Once back in their familiar bayou environment, the family could access those traditional ingredients. But the cramped FEMA trailers they were living in for years didn’t have the kitchen or the space to make the elaborate meals that were so vitally important for their emotional and physical wellbeing.

Adding insult to injury

Not being able to cook a proper bayou meal was only one of the many problems that arose while living in a FEMA trailer. Browne observes that while it was a challenge for the family to adapt bayou life to the foreign environment of Dallas, once back home the constraints imposed by the trailers cut off even more forms of sharing. Living in little individuated spaces compartmentalized people in unfamiliar ways and undermined family life as the Peachy Gang knew it.
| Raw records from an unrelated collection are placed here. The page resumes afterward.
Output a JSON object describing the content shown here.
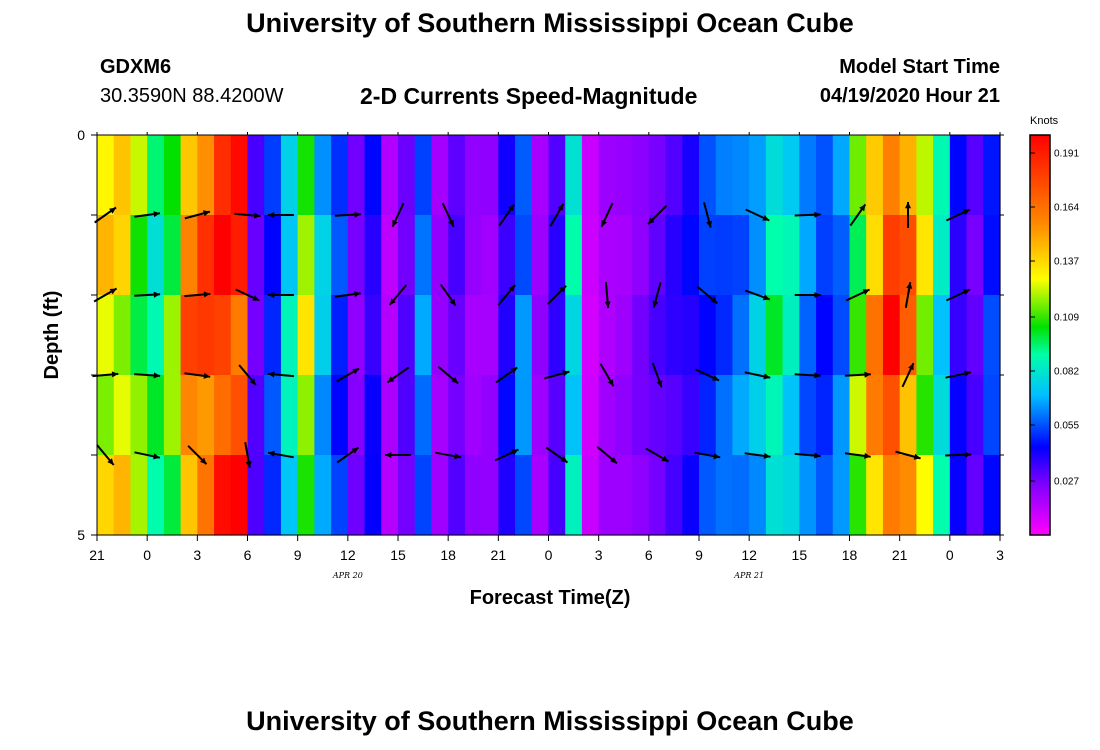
{
  "header": {
    "title": "University of Southern Mississippi Ocean Cube",
    "station": "GDXM6",
    "coordinates": "30.3590N 88.4200W",
    "product": "2-D Currents Speed-Magnitude",
    "start_label": "Model Start Time",
    "start_value": "04/19/2020 Hour 21"
  },
  "footer": {
    "title": "University of Southern Mississippi Ocean Cube"
  },
  "chart_data": {
    "type": "heatmap",
    "title": "2-D Currents Speed-Magnitude",
    "xlabel": "Forecast Time(Z)",
    "ylabel": "Depth (ft)",
    "x_ticks": [
      "21",
      "0",
      "3",
      "6",
      "9",
      "12",
      "15",
      "18",
      "21",
      "0",
      "3",
      "6",
      "9",
      "12",
      "15",
      "18",
      "21",
      "0",
      "3"
    ],
    "x_range_hours": [
      0,
      54
    ],
    "date_labels": [
      {
        "text": "APR 20",
        "hour": 15
      },
      {
        "text": "APR 21",
        "hour": 39
      }
    ],
    "y_ticks": [
      "0",
      "5"
    ],
    "y_range_ft": [
      0,
      5
    ],
    "depth_layers_ft": [
      0.5,
      1.5,
      2.5,
      3.5,
      4.5
    ],
    "colorbar": {
      "units": "Knots",
      "range": [
        0.0,
        0.2
      ],
      "tick_values": [
        0.027,
        0.055,
        0.082,
        0.109,
        0.137,
        0.164,
        0.191
      ],
      "tick_labels": [
        "0.027",
        "0.055",
        "0.082",
        "0.109",
        "0.137",
        "0.164",
        "0.191"
      ]
    },
    "speed_profile_knots": [
      0.13,
      0.13,
      0.11,
      0.09,
      0.11,
      0.16,
      0.17,
      0.185,
      0.18,
      0.03,
      0.05,
      0.08,
      0.12,
      0.07,
      0.05,
      0.025,
      0.04,
      0.015,
      0.03,
      0.06,
      0.02,
      0.03,
      0.02,
      0.02,
      0.04,
      0.06,
      0.02,
      0.035,
      0.08,
      0.01,
      0.018,
      0.02,
      0.025,
      0.03,
      0.035,
      0.04,
      0.05,
      0.055,
      0.06,
      0.07,
      0.09,
      0.08,
      0.06,
      0.05,
      0.06,
      0.11,
      0.15,
      0.18,
      0.16,
      0.12,
      0.08,
      0.04,
      0.03,
      0.05
    ],
    "arrow_columns": [
      {
        "hour": 0.5,
        "rows": [
          {
            "depth": 1.0,
            "angle": -35
          },
          {
            "depth": 2.0,
            "angle": -30
          },
          {
            "depth": 3.0,
            "angle": -5
          },
          {
            "depth": 4.0,
            "angle": 50
          }
        ]
      },
      {
        "hour": 3.0,
        "rows": [
          {
            "depth": 1.0,
            "angle": -8
          },
          {
            "depth": 2.0,
            "angle": -3
          },
          {
            "depth": 3.0,
            "angle": 4
          },
          {
            "depth": 4.0,
            "angle": 12
          }
        ]
      },
      {
        "hour": 6.0,
        "rows": [
          {
            "depth": 1.0,
            "angle": -15
          },
          {
            "depth": 2.0,
            "angle": -5
          },
          {
            "depth": 3.0,
            "angle": 8
          },
          {
            "depth": 4.0,
            "angle": 45
          }
        ]
      },
      {
        "hour": 9.0,
        "rows": [
          {
            "depth": 1.0,
            "angle": 5
          },
          {
            "depth": 2.0,
            "angle": 25
          },
          {
            "depth": 3.0,
            "angle": 50
          },
          {
            "depth": 4.0,
            "angle": 80
          }
        ]
      },
      {
        "hour": 11.0,
        "rows": [
          {
            "depth": 1.0,
            "angle": 180
          },
          {
            "depth": 2.0,
            "angle": 180
          },
          {
            "depth": 3.0,
            "angle": 185
          },
          {
            "depth": 4.0,
            "angle": 190
          }
        ]
      },
      {
        "hour": 15.0,
        "rows": [
          {
            "depth": 1.0,
            "angle": -3
          },
          {
            "depth": 2.0,
            "angle": -8
          },
          {
            "depth": 3.0,
            "angle": -30
          },
          {
            "depth": 4.0,
            "angle": -35
          }
        ]
      },
      {
        "hour": 18.0,
        "rows": [
          {
            "depth": 1.0,
            "angle": 115
          },
          {
            "depth": 2.0,
            "angle": 130
          },
          {
            "depth": 3.0,
            "angle": 145
          },
          {
            "depth": 4.0,
            "angle": 180
          }
        ]
      },
      {
        "hour": 21.0,
        "rows": [
          {
            "depth": 1.0,
            "angle": 65
          },
          {
            "depth": 2.0,
            "angle": 55
          },
          {
            "depth": 3.0,
            "angle": 40
          },
          {
            "depth": 4.0,
            "angle": 10
          }
        ]
      },
      {
        "hour": 24.5,
        "rows": [
          {
            "depth": 1.0,
            "angle": -55
          },
          {
            "depth": 2.0,
            "angle": -50
          },
          {
            "depth": 3.0,
            "angle": -35
          },
          {
            "depth": 4.0,
            "angle": -25
          }
        ]
      },
      {
        "hour": 27.5,
        "rows": [
          {
            "depth": 1.0,
            "angle": -60
          },
          {
            "depth": 2.0,
            "angle": -45
          },
          {
            "depth": 3.0,
            "angle": -15
          },
          {
            "depth": 4.0,
            "angle": 35
          }
        ]
      },
      {
        "hour": 30.5,
        "rows": [
          {
            "depth": 1.0,
            "angle": 115
          },
          {
            "depth": 2.0,
            "angle": 85
          },
          {
            "depth": 3.0,
            "angle": 60
          },
          {
            "depth": 4.0,
            "angle": 40
          }
        ]
      },
      {
        "hour": 33.5,
        "rows": [
          {
            "depth": 1.0,
            "angle": 135
          },
          {
            "depth": 2.0,
            "angle": 105
          },
          {
            "depth": 3.0,
            "angle": 70
          },
          {
            "depth": 4.0,
            "angle": 30
          }
        ]
      },
      {
        "hour": 36.5,
        "rows": [
          {
            "depth": 1.0,
            "angle": 75
          },
          {
            "depth": 2.0,
            "angle": 40
          },
          {
            "depth": 3.0,
            "angle": 25
          },
          {
            "depth": 4.0,
            "angle": 10
          }
        ]
      },
      {
        "hour": 39.5,
        "rows": [
          {
            "depth": 1.0,
            "angle": 25
          },
          {
            "depth": 2.0,
            "angle": 20
          },
          {
            "depth": 3.0,
            "angle": 12
          },
          {
            "depth": 4.0,
            "angle": 8
          }
        ]
      },
      {
        "hour": 42.5,
        "rows": [
          {
            "depth": 1.0,
            "angle": -2
          },
          {
            "depth": 2.0,
            "angle": 0
          },
          {
            "depth": 3.0,
            "angle": 3
          },
          {
            "depth": 4.0,
            "angle": 5
          }
        ]
      },
      {
        "hour": 45.5,
        "rows": [
          {
            "depth": 1.0,
            "angle": -55
          },
          {
            "depth": 2.0,
            "angle": -25
          },
          {
            "depth": 3.0,
            "angle": -3
          },
          {
            "depth": 4.0,
            "angle": 8
          }
        ]
      },
      {
        "hour": 48.5,
        "rows": [
          {
            "depth": 1.0,
            "angle": -90
          },
          {
            "depth": 2.0,
            "angle": -80
          },
          {
            "depth": 3.0,
            "angle": -65
          },
          {
            "depth": 4.0,
            "angle": 15
          }
        ]
      },
      {
        "hour": 51.5,
        "rows": [
          {
            "depth": 1.0,
            "angle": -25
          },
          {
            "depth": 2.0,
            "angle": -25
          },
          {
            "depth": 3.0,
            "angle": -12
          },
          {
            "depth": 4.0,
            "angle": -2
          }
        ]
      }
    ]
  }
}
Of all the people we meet in the book, Katie, one of Peachy Johnson’s daughters, gets the shortest end of the stick. Katie, who lost one leg due to diabetes, ordered a trailer built to Americans with Disabilities Act (ADA) specifications, with a ramp, to put on the lot where her destroyed home sat. Unfortunately, what FEMA delivered to her was one with aluminum steps. One day, as Browne vividly describes, Katie fell while trying to hop onto the steps, and she severely damaged the leg that had been amputated just under the knee. Her injury didn’t speed up the process of getting a suitable trailer, shockingly; by the time FEMA delivered—five months after her fall—the stump of Katie’s leg was so badly compromised that she was never again able to wear the prosthesis she wore when Browne first met her.

Precarious balancing act

That ordeal seems to be a turning point in Browne’s study. She was already close to Katie, but the injustice the author witnessed solidified their friendship. Later in the book Browne unmistakably crosses the line between observer and advocate. Browne decides to help Katie get her Road Home check. Pretending to be Katie—only the person on the case file was authorized to call the helpline—Browne wanted to find out why, after seven months, Katie still hadn’t received her check. Browne exploited her vast experience with bureaucrats and was eventually able to procure the answers that Katie couldn’t glean.
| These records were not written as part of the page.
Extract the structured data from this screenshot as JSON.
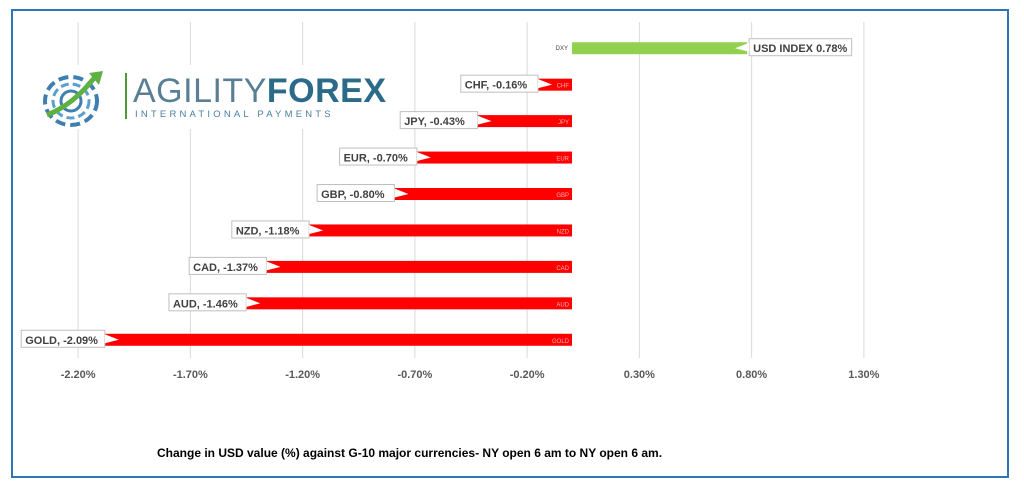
{
  "chart_data": {
    "type": "bar",
    "orientation": "horizontal",
    "categories": [
      "DXY",
      "CHF",
      "JPY",
      "EUR",
      "GBP",
      "NZD",
      "CAD",
      "AUD",
      "GOLD"
    ],
    "values": [
      0.78,
      -0.16,
      -0.43,
      -0.7,
      -0.8,
      -1.18,
      -1.37,
      -1.46,
      -2.09
    ],
    "data_labels": [
      "USD INDEX 0.78%",
      "CHF, -0.16%",
      "JPY, -0.43%",
      "EUR, -0.70%",
      "GBP, -0.80%",
      "NZD, -1.18%",
      "CAD, -1.37%",
      "AUD, -1.46%",
      "GOLD, -2.09%"
    ],
    "colors": {
      "positive": "#92d050",
      "negative": "#ff0000",
      "gridline": "#d9d9d9",
      "frame": "#2e75b6"
    },
    "x_ticks": [
      -2.2,
      -1.7,
      -1.2,
      -0.7,
      -0.2,
      0.3,
      0.8,
      1.3
    ],
    "x_tick_labels": [
      "-2.20%",
      "-1.70%",
      "-1.20%",
      "-0.70%",
      "-0.20%",
      "0.30%",
      "0.80%",
      "1.30%"
    ],
    "xlim": [
      -2.45,
      1.55
    ],
    "grid": true,
    "title": "",
    "xlabel": "",
    "ylabel": ""
  },
  "logo": {
    "word1": "AGILITY",
    "word2": "FOREX",
    "subtitle": "INTERNATIONAL PAYMENTS",
    "icon": "globe-arrow-icon"
  },
  "caption": "Change in  USD value (%)  against  G-10 major currencies- NY open 6 am to NY open 6 am."
}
The intimacy of the author and subject’s relationship becomes especially clear after Katie died. She suffered a massive stroke in 2007 and eventually passed away four years later, just two weeks after being diagnosed with lung cancer. Browne, who spoke at the funeral, was mentioned in the program as Katie’s “loving and committed friend.”

Critical distance

It is clear that Browne is less concerned than most of her peers are with striking the balance between being an insider and an outsider, and at times she is unable to maintain a critical distance. In her defense, she never set out to be an objective observer. She informs her readers right off the bat that this is a personal story, an ethnographic memoir.

Other ethnographers (Venkatesh 2008; Goffman 2014) who chose to change names, places, and the order of events to protect their resources have been criticized for lacking accountability and for fabricating. The people whose lives are chronicled by Browne, however, are present and accountable in multiple ways, their talk is transcribed very accurately, they are called by their real names, and the photographs Browne included do not only capture personal images but also social relationships. The benefit of her all revealing approach is that the link between the evidence she gathered during her field research and her conclusions is crystal clear. Although critics might feel that she failed the precarious balancing act, I think that the end justifies the means. Her book is a beautifully written, compelling and insightful ethnography and it should be considered a valuable contribution to the field.